Surat kabar Pewarta Wolanda ditulis dalam Bahasa Melayu.
Selain mengurus surat kabar itu, Rivai juga kerap mengirimkan hasil tulisannya ke berbagai media massa yang terbit di Belanda dan Indonesia.
Berkat ketajaman tulisannya itu, Rivai justru lebih dikenal sebagai seorang wartawan dibanding dokter.
Rivai meneruskan kariernya sebagai wartawan dengan menerbitkan Bendera Wolanda pada 15 April 1901 bersama rekan-rekannya, yaitu Henri, Constant, Claude, Clockener, dan Brousson.
Kemudian, bersama dengan Brousson, Rivai mendirikan usaha penerbitan Bintang Hindia pada Juli 1902.
Dua tahun setelahnya, pada 1904, Rivai pernah menulis sebuah sajak-puja yang khusus ditujukan untuk Ratu Emma.

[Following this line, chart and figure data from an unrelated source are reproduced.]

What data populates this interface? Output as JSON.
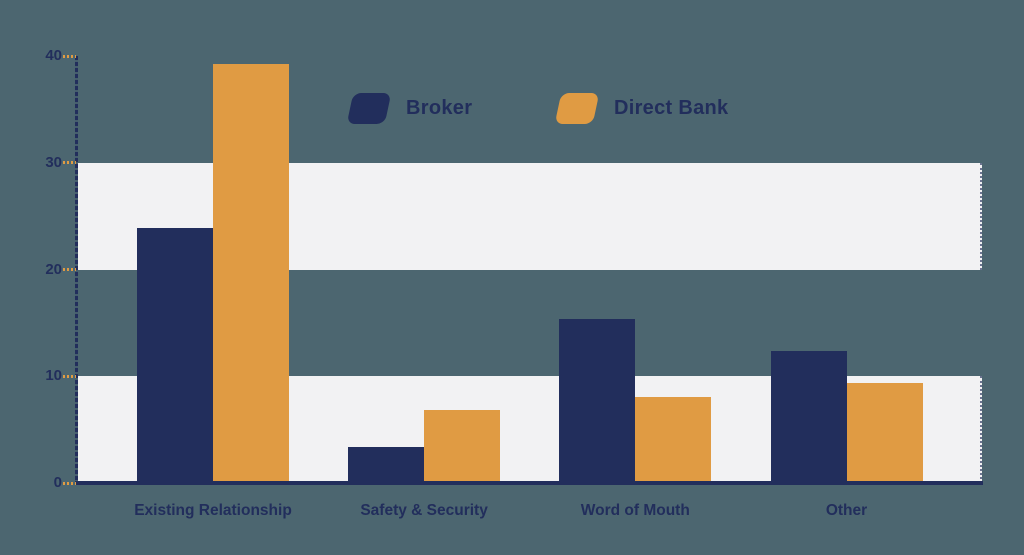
{
  "colors": {
    "background": "#4c6670",
    "band": "#f2f2f3",
    "axis": "#222e5c",
    "text": "#222e5c",
    "tick_mark": "#e09b43",
    "broker": "#222e5c",
    "direct_bank": "#e09b43"
  },
  "legend": {
    "items": [
      {
        "label": "Broker",
        "color": "#222e5c"
      },
      {
        "label": "Direct Bank",
        "color": "#e09b43"
      }
    ]
  },
  "chart_data": {
    "type": "bar",
    "title": "",
    "xlabel": "",
    "ylabel": "",
    "categories": [
      "Existing Relationship",
      "Safety & Security",
      "Word of Mouth",
      "Other"
    ],
    "series": [
      {
        "name": "Broker",
        "color": "#222e5c",
        "values": [
          23.9,
          3.4,
          15.4,
          12.4
        ]
      },
      {
        "name": "Direct Bank",
        "color": "#e09b43",
        "values": [
          39.3,
          6.8,
          8.1,
          9.4
        ]
      }
    ],
    "ylim": [
      0,
      40
    ],
    "yticks": [
      40,
      30,
      20,
      10,
      0
    ],
    "grid_bands": [
      [
        20,
        30
      ],
      [
        0,
        10
      ]
    ],
    "grid": "horizontal-bands-only",
    "legend_position": "top-center"
  }
}
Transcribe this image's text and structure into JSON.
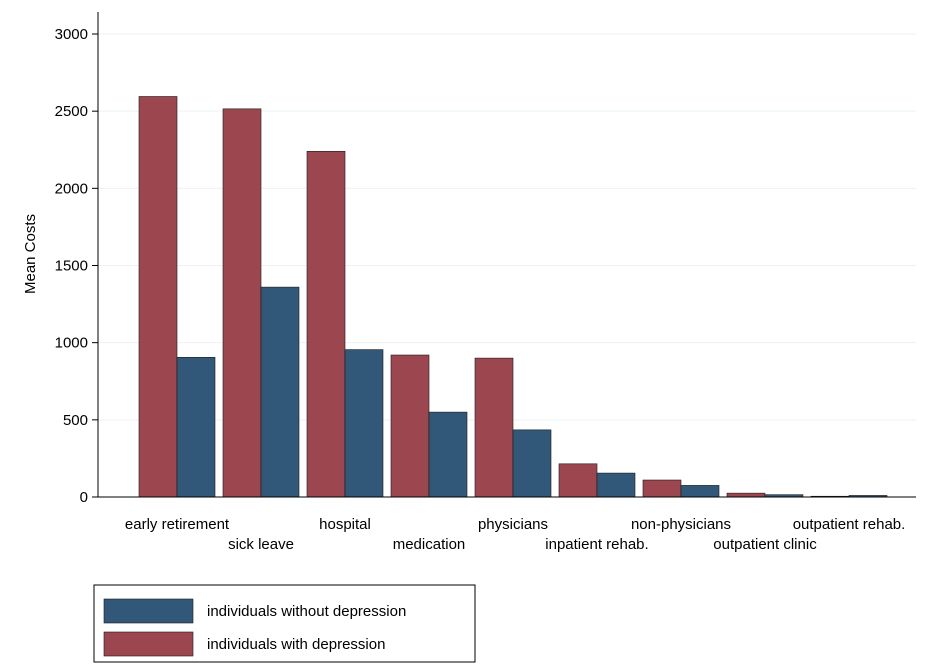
{
  "chart_data": {
    "type": "bar",
    "ylabel": "Mean Costs",
    "xlabel": "",
    "ylim": [
      0,
      3000
    ],
    "yticks": [
      0,
      500,
      1000,
      1500,
      2000,
      2500,
      3000
    ],
    "grid": true,
    "categories": [
      "early retirement",
      "sick leave",
      "hospital",
      "medication",
      "physicians",
      "inpatient rehab.",
      "non-physicians",
      "outpatient clinic",
      "outpatient rehab."
    ],
    "series": [
      {
        "name": "individuals with depression",
        "color": "#9c4650",
        "values": [
          2595,
          2515,
          2240,
          920,
          900,
          215,
          110,
          25,
          5
        ]
      },
      {
        "name": "individuals without depression",
        "color": "#315879",
        "values": [
          905,
          1360,
          955,
          550,
          435,
          155,
          75,
          15,
          10
        ]
      }
    ],
    "legend": {
      "placement": "bottom-left",
      "order": [
        "individuals without depression",
        "individuals with depression"
      ]
    }
  }
}
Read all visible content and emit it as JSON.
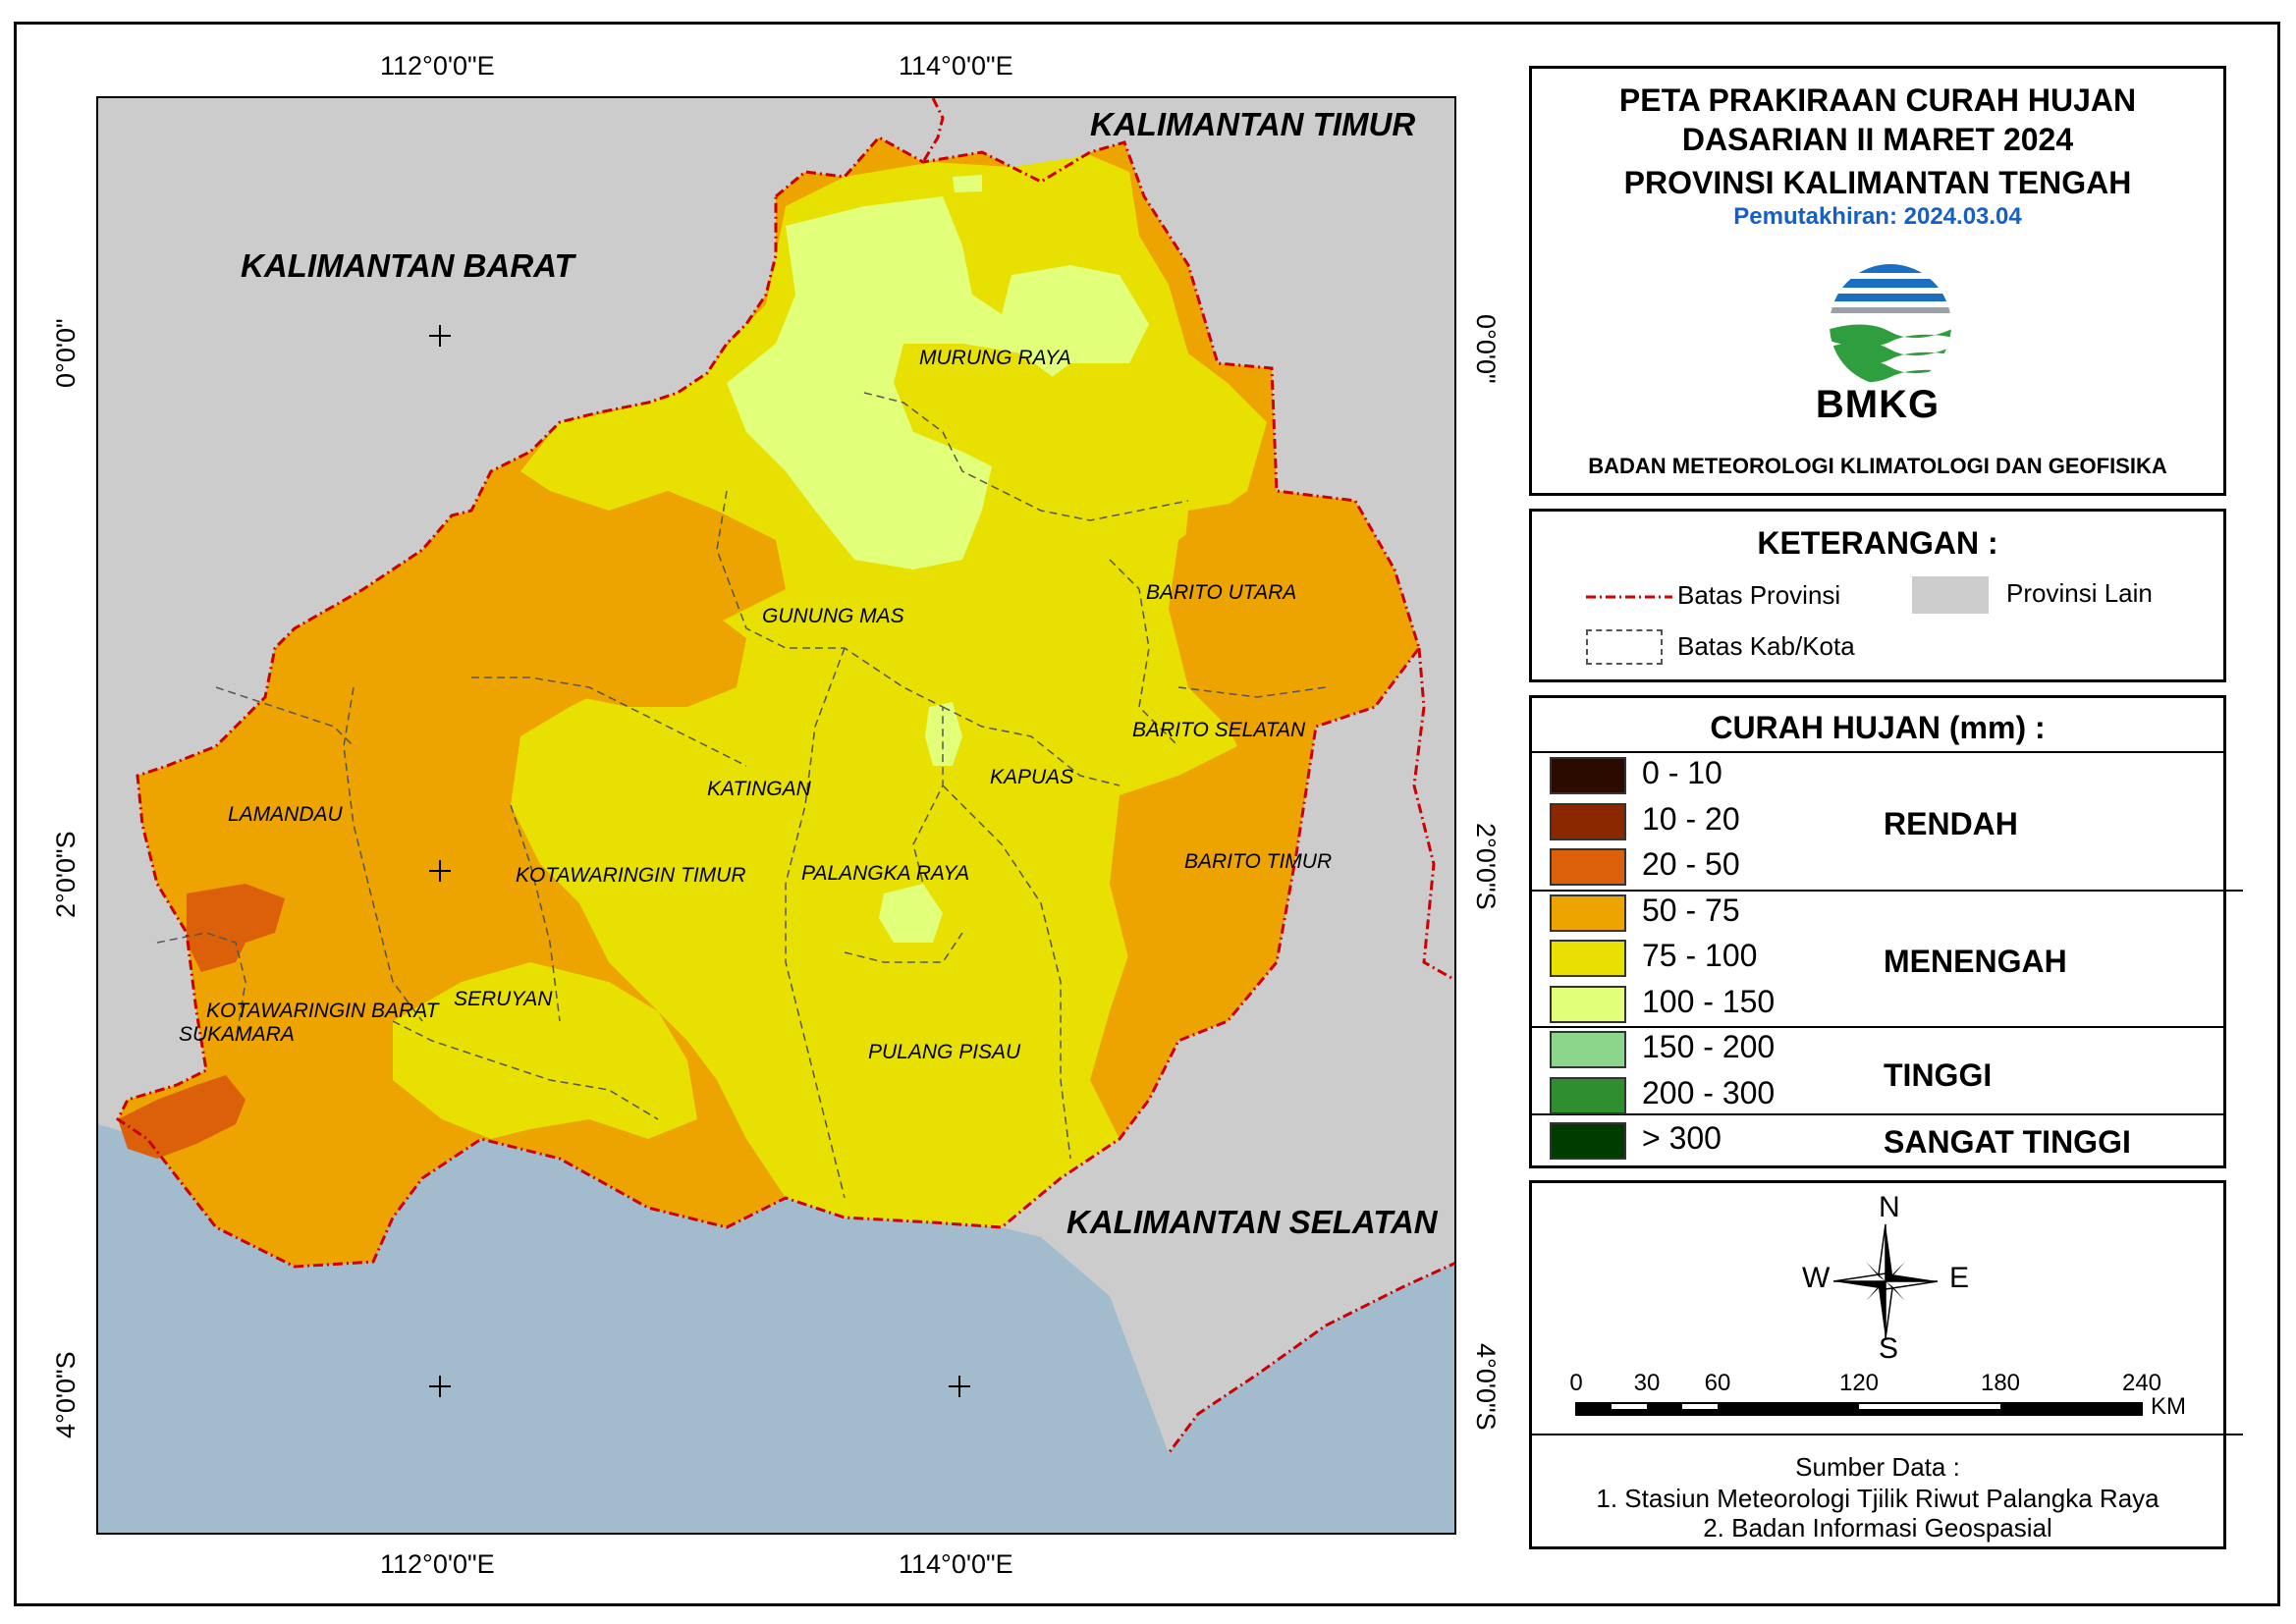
{
  "title": {
    "line1": "PETA PRAKIRAAN CURAH HUJAN",
    "line2": "DASARIAN II MARET 2024",
    "line3": "PROVINSI KALIMANTAN TENGAH",
    "update": "Pemutakhiran: 2024.03.04",
    "logo_text": "BMKG",
    "agency": "BADAN METEOROLOGI KLIMATOLOGI DAN GEOFISIKA"
  },
  "map": {
    "neighbors": {
      "timur": "KALIMANTAN TIMUR",
      "barat": "KALIMANTAN BARAT",
      "selatan": "KALIMANTAN SELATAN"
    },
    "regions": {
      "murung_raya": "MURUNG RAYA",
      "gunung_mas": "GUNUNG MAS",
      "barito_utara": "BARITO UTARA",
      "barito_selatan": "BARITO SELATAN",
      "kapuas": "KAPUAS",
      "katingan": "KATINGAN",
      "lamandau": "LAMANDAU",
      "kotawaringin_timur": "KOTAWARINGIN TIMUR",
      "palangka_raya": "PALANGKA RAYA",
      "barito_timur": "BARITO TIMUR",
      "seruyan": "SERUYAN",
      "kotawaringin_barat": "KOTAWARINGIN BARAT",
      "sukamara": "SUKAMARA",
      "pulang_pisau": "PULANG PISAU"
    },
    "coords": {
      "lon_112": "112°0'0\"E",
      "lon_114": "114°0'0\"E",
      "lat_0": "0°0'0\"",
      "lat_2": "2°0'0\"S",
      "lat_4": "4°0'0\"S"
    },
    "colors": {
      "other_province": "#cccccc",
      "sea": "#a3bccd",
      "province_border": "#cc0000"
    }
  },
  "keterangan": {
    "title": "KETERANGAN :",
    "batas_provinsi": "Batas Provinsi",
    "provinsi_lain": "Provinsi Lain",
    "batas_kab": "Batas Kab/Kota"
  },
  "curah_hujan": {
    "title": "CURAH HUJAN (mm) :",
    "classes": [
      {
        "label": "0 - 10",
        "color": "#2b0a00"
      },
      {
        "label": "10 - 20",
        "color": "#8c2800"
      },
      {
        "label": "20 - 50",
        "color": "#dc5f0a"
      },
      {
        "label": "50 - 75",
        "color": "#eda300"
      },
      {
        "label": "75 - 100",
        "color": "#e8e000"
      },
      {
        "label": "100 - 150",
        "color": "#e1ff78"
      },
      {
        "label": "150 - 200",
        "color": "#8cd68c"
      },
      {
        "label": "200 - 300",
        "color": "#2f8f2f"
      },
      {
        "label": "> 300",
        "color": "#003c00"
      }
    ],
    "categories": {
      "rendah": "RENDAH",
      "menengah": "MENENGAH",
      "tinggi": "TINGGI",
      "sangat_tinggi": "SANGAT TINGGI"
    }
  },
  "compass": {
    "n": "N",
    "s": "S",
    "w": "W",
    "e": "E"
  },
  "scale": {
    "ticks": [
      "0",
      "30",
      "60",
      "120",
      "180",
      "240"
    ],
    "unit": "KM"
  },
  "sumber": {
    "title": "Sumber Data :",
    "line1": "1. Stasiun Meteorologi Tjilik Riwut Palangka Raya",
    "line2": "2. Badan Informasi Geospasial"
  }
}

Pada 1907, Rivai memutuskan untuk keluar dari Bintang Hindia. Kendati demikian, kiprahnya sebagai wartawan masih terus berlanjut.
Sepanjang tahun 1919-1921, Abdoel Rivai masih aktif mengirim tulisan ke berbagai surat kabar di Indonesia.
Tidak hanya itu, Abdoel Rivai juga menulis sebuah buku terjemahan bertajuk "Pengadjaran Perihal Melakukan Kewadjiban Orang Beristeri" pada 1892 dan buku "Student Indonesia di Eropa."
Baca juga: Perkembangan Pers di Indonesia dari Masa ke Masa
Setelah mengabdikan diri sebagai wartawan, Abdoel Rivai tutup usia pada 16 Oktober 1937 di Bandung, Jawa Barat, dalam usia 66 tahun.
Berkat kiprahnya dalam dunia pers, pemerintah RI menganugerahi Abdoel Rivai gelar sebagai Perintis Pers Indonesia pada 1974.
Abdoel Rivai kemudian dikenal sebagai Dokter Perintis Pers Indonesia.